Recently some of HSA's members visited Denmark to learn about " the latest carbon dioxide stunning and killing technology."  There appears to be no way to learn about what humane slaughter is without buying one of this group's publications: Electrical Stunning of Red Meat Animals  or Gas Killing of Chicks in Hatcheries, for example.

Sigh.

October 20, 2006

The French Eat Horses, Don't They?

Horsemeat Yes, but who knew they were gobbling up our own Amurrican horseflesh? Apparently there are three foreign-owned horsemeat factories in the U.S., two in Texas and one in Illinois.  And former "10" heartthrob  Bo Derek, horse lover, is on a campaign to close them down. The House of Representatives recently passed the American Horse Slaughter Act but it's doubtful that the Senate will join them anytime soon.

Much on their plates, as it were--like 73 American soldiers killed in Iraq this month.

Just in case any legislators want to label Ms. Derek a lily-livered lentil eater, she  is quick to announce her loyalty to meat:

"Derek says, "I am not a member of any animal rights organization. I am a big red-meat eater. I live in cattle country. I rope; I brand." To Derek, this is all just about horses."

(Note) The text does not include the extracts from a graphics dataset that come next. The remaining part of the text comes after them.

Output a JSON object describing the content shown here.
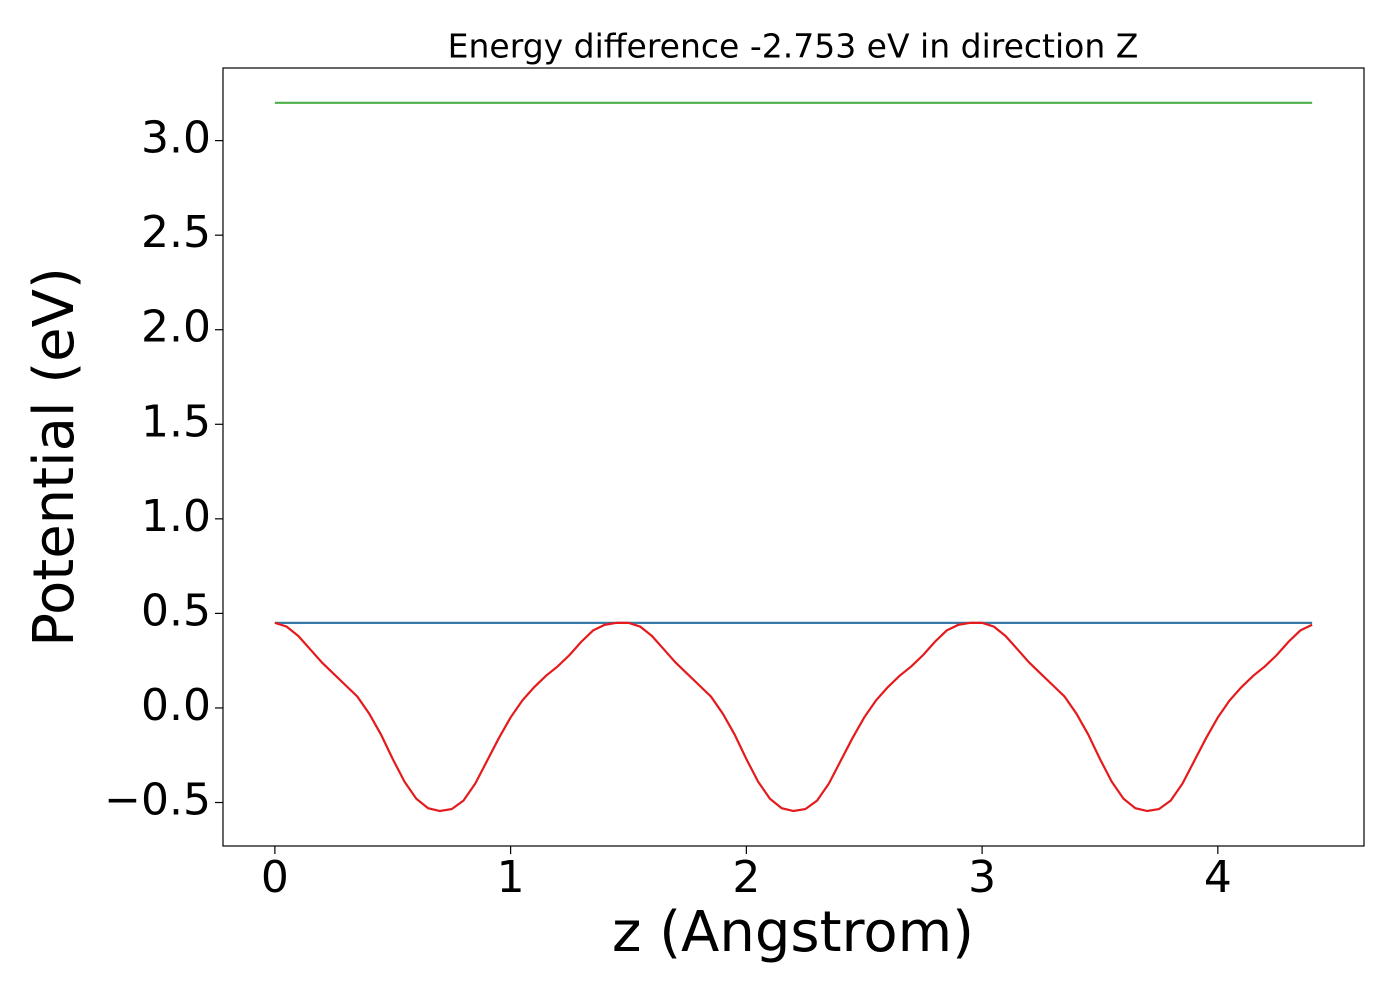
{
  "chart_data": {
    "type": "line",
    "title": "Energy difference -2.753 eV in direction Z",
    "xlabel": "z (Angstrom)",
    "ylabel": "Potential (eV)",
    "xlim": [
      -0.22,
      4.62
    ],
    "ylim": [
      -0.73,
      3.384
    ],
    "xticks": [
      0,
      1,
      2,
      3,
      4
    ],
    "yticks": [
      {
        "value": -0.5,
        "label": "−0.5"
      },
      {
        "value": 0,
        "label": "0.0"
      },
      0.5,
      {
        "value": 1,
        "label": "1.0"
      },
      1.5,
      {
        "value": 2,
        "label": "2.0"
      },
      2.5,
      {
        "value": 3,
        "label": "3.0"
      }
    ],
    "grid": false,
    "series": [
      {
        "color": "#3a78a8",
        "x": [
          0,
          4.4
        ],
        "values": [
          0.45,
          0.45
        ]
      },
      {
        "color": "#4daf4a",
        "x": [
          0,
          4.4
        ],
        "values": [
          3.2,
          3.2
        ]
      },
      {
        "color": "#e41a1c",
        "x": [
          0,
          0.05,
          0.1,
          0.15,
          0.2,
          0.25,
          0.3,
          0.35,
          0.4,
          0.45,
          0.5,
          0.55,
          0.6,
          0.65,
          0.7,
          0.75,
          0.8,
          0.85,
          0.9,
          0.95,
          1,
          1.05,
          1.1,
          1.15,
          1.2,
          1.25,
          1.3,
          1.35,
          1.4,
          1.45,
          1.5,
          1.55,
          1.6,
          1.65,
          1.7,
          1.75,
          1.8,
          1.85,
          1.9,
          1.95,
          2,
          2.05,
          2.1,
          2.15,
          2.2,
          2.25,
          2.3,
          2.35,
          2.4,
          2.45,
          2.5,
          2.55,
          2.6,
          2.65,
          2.7,
          2.75,
          2.8,
          2.85,
          2.9,
          2.95,
          3,
          3.05,
          3.1,
          3.15,
          3.2,
          3.25,
          3.3,
          3.35,
          3.4,
          3.45,
          3.5,
          3.55,
          3.6,
          3.65,
          3.7,
          3.75,
          3.8,
          3.85,
          3.9,
          3.95,
          4,
          4.05,
          4.1,
          4.15,
          4.2,
          4.25,
          4.3,
          4.35,
          4.4
        ],
        "values": [
          0.45,
          0.43,
          0.38,
          0.31,
          0.24,
          0.18,
          0.12,
          0.06,
          -0.03,
          -0.14,
          -0.27,
          -0.39,
          -0.48,
          -0.53,
          -0.545,
          -0.535,
          -0.49,
          -0.4,
          -0.28,
          -0.16,
          -0.05,
          0.04,
          0.11,
          0.17,
          0.22,
          0.28,
          0.35,
          0.41,
          0.44,
          0.45,
          0.45,
          0.43,
          0.38,
          0.31,
          0.24,
          0.18,
          0.12,
          0.06,
          -0.03,
          -0.14,
          -0.27,
          -0.39,
          -0.48,
          -0.53,
          -0.545,
          -0.535,
          -0.49,
          -0.4,
          -0.28,
          -0.16,
          -0.05,
          0.04,
          0.11,
          0.17,
          0.22,
          0.28,
          0.35,
          0.41,
          0.44,
          0.45,
          0.45,
          0.43,
          0.38,
          0.31,
          0.24,
          0.18,
          0.12,
          0.06,
          -0.03,
          -0.14,
          -0.27,
          -0.39,
          -0.48,
          -0.53,
          -0.545,
          -0.535,
          -0.49,
          -0.4,
          -0.28,
          -0.16,
          -0.05,
          0.04,
          0.11,
          0.17,
          0.22,
          0.28,
          0.35,
          0.41,
          0.44
        ]
      }
    ]
  }
}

According to the Washington Post piece, 90,000 horses are slaughtered each year. They represent 26 million pounds of flesh for export to customers in Belgium, Japan, the Netherlands and, of course, France.

American horse breeder Anne Russek says, appalled, that the horses are killed just like cows--and horses, she claims are "smarter" than cows.  Pigs are smarter than either, right? How's that bacon taste, Anne?

No one has yet figured out how to "properly" kill an animal, has he/she? We don't do terribly well at sending off Death Row prisoners either, not that we're planning to eat them, of course.

(  For what it's worth, I had a whip smart hen once, with a brain the size of a pea, I guess, and she died a natural death in my husband's arms.)

The US Equine  Sanctuary and Rescue website spells everything out in grisly detail.

(Pictured above, horsemeat from China, courtesy Qingdao Century-Light Industry Co., Ltd.)